Negli anni trenta del secolo scorso i progressi nelle tecniche agricole, con la comparsa su larga scala di trattori capaci di svolgere il lavoro di decine di uomini, e le devastazioni del Dust bowl, le tempeste di sabbia che colpirono gli Stati Uniti centrali, causarono la migrazione di oltre mezzo milione di americani. Un vero e proprio esodo di massa, mosso da disperazione e istinto di sopravvivenza, che diede origine alla più grande migrazione interna degli Stati Uniti.

“Dai, Tommy. Vedrai che ti viene facile raccontarti che li stai fregando, sdraiato lì in mezzo al cotone. E l’importante è quello che uno riesce a raccontarsi.” Furore di John Steinbeck

Gli Oakies, come dispregiativamente vennero chiamati, arrivarono in California affamati di terra e di lavoro, e non furono certo accolti a braccia aperte. Terra non ce n’è. Lavoro neppure. Tornate da dove siete venuti.

Con una moltitudine di disperati disposti a fare qualsiasi cosa pur di non morire di fame,  furono in tanti ad approfittare della situazione: le paghe crollarono, e ci si spaccava la schiena per sopravvivere fino al giorno dopo, nella speranza di tempi migliori. Tra i messaggi di Furore, la denuncia sociale dello sfruttamento dei lavoratori, da parte dei grandi proprietari terrieri e delle banche, è di fatto uno dei più importanti. Steinbeck, che risiedeva in California all’epoca dei fatti, fu un testimone diretto e sconcertato di questi avvenimenti, e per la creazione del romanzo prese spunto da una serie di articoli giornalistici che egli stesso pubblicò sul “San Francisco News”.

Copertina-Bompiani

Ho letto il libro, in formato ebook, nella nuova edizione Bompiani del 2013, con la traduzione di Sergio Claudio Perroni, basata sul testo integrale e dunque non rimaneggiata dalla censura americana e italiana dell’epoca. Questo di seguito è il passaggio certamente più radicale del libro, nel quale Tom Joad, uno dei principali protagonisti di questo racconto corale, dice alla madre:

“… io ci sarò sempre, nascosto e dappertutto. […] Dove c’è qualcuno che lotta per dare da mangiare a chi ha fame, io sarò lì. Dove c’è uno sbirro che picchia qualcuno, io sarò lì. Se Casy aveva ragione, be’, allora sarò negli urli di quelli che si ribellano… e sarò nelle risate dei bambini quando hanno fame e sanno che la minestra è pronta. E quando la nostra gente mangerà le cose che ha coltivato e vivrà nelle case che ha costruito… be’, io sarò lì.”  Furore di John Steinbeck

Il personaggio di Tom Joad diventò di primaria importanza nella cultura popolare americana. Fu interpretato da Henry Fonda nel celebre film di John Ford del 1940, vincitore di numerosi Oscar l’anno successivo (nelle due immagini sotto, la locandina di “The grapes of wrath” e una scena del film).

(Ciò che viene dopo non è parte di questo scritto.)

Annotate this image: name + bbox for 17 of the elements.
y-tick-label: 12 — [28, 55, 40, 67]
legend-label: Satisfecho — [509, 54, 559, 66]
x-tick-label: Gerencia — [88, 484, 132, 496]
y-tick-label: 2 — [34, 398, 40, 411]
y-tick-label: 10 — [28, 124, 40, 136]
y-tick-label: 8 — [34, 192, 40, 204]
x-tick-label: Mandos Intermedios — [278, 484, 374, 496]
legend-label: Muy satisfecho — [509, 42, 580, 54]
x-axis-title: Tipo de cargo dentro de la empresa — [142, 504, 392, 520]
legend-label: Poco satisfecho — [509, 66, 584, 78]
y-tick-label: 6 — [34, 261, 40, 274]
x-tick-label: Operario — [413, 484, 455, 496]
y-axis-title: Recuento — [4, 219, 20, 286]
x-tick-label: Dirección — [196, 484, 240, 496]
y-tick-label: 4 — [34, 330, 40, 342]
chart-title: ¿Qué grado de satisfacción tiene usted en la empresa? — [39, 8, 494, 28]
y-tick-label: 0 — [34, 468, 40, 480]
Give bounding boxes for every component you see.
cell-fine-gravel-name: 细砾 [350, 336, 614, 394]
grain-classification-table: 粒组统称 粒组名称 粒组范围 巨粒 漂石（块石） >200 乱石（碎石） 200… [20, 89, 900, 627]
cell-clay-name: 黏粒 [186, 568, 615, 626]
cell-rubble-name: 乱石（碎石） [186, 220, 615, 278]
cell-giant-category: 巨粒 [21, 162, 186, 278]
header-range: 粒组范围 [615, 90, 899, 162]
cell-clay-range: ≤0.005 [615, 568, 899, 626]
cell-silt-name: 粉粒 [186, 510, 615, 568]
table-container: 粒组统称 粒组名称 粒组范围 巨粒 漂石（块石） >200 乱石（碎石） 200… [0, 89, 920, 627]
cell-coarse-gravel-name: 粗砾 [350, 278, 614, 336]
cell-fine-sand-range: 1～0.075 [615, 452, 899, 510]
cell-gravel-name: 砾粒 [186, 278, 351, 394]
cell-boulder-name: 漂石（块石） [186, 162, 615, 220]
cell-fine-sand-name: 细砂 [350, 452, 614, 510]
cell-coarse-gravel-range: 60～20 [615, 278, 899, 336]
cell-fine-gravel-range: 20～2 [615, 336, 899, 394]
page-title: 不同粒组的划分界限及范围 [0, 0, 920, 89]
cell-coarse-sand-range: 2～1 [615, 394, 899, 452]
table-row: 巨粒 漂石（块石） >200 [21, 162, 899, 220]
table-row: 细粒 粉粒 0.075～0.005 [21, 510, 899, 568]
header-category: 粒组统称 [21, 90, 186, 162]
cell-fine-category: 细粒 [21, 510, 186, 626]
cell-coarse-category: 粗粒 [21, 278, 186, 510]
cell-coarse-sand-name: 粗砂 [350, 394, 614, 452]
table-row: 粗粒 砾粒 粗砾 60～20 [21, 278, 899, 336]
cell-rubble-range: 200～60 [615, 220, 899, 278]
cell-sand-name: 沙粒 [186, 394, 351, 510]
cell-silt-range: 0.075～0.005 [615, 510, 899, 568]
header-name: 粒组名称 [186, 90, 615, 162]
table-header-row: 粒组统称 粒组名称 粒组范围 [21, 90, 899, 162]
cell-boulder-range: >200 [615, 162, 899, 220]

Woody Guthrie, uno dei più importanti cantanti folk americani, gli dedicò due canzoni all’interno del disco “Dust Bowl Ballads”, anch’esso del 1940, uno dei primi concept album della storia della musica popolare. Lo spirito di Tom Joad è stato poi magistralmente invocato nell’album “The ghost of Tom Joad” di Bruce Springsteen, del 1995, e nella splendida canzone omonima.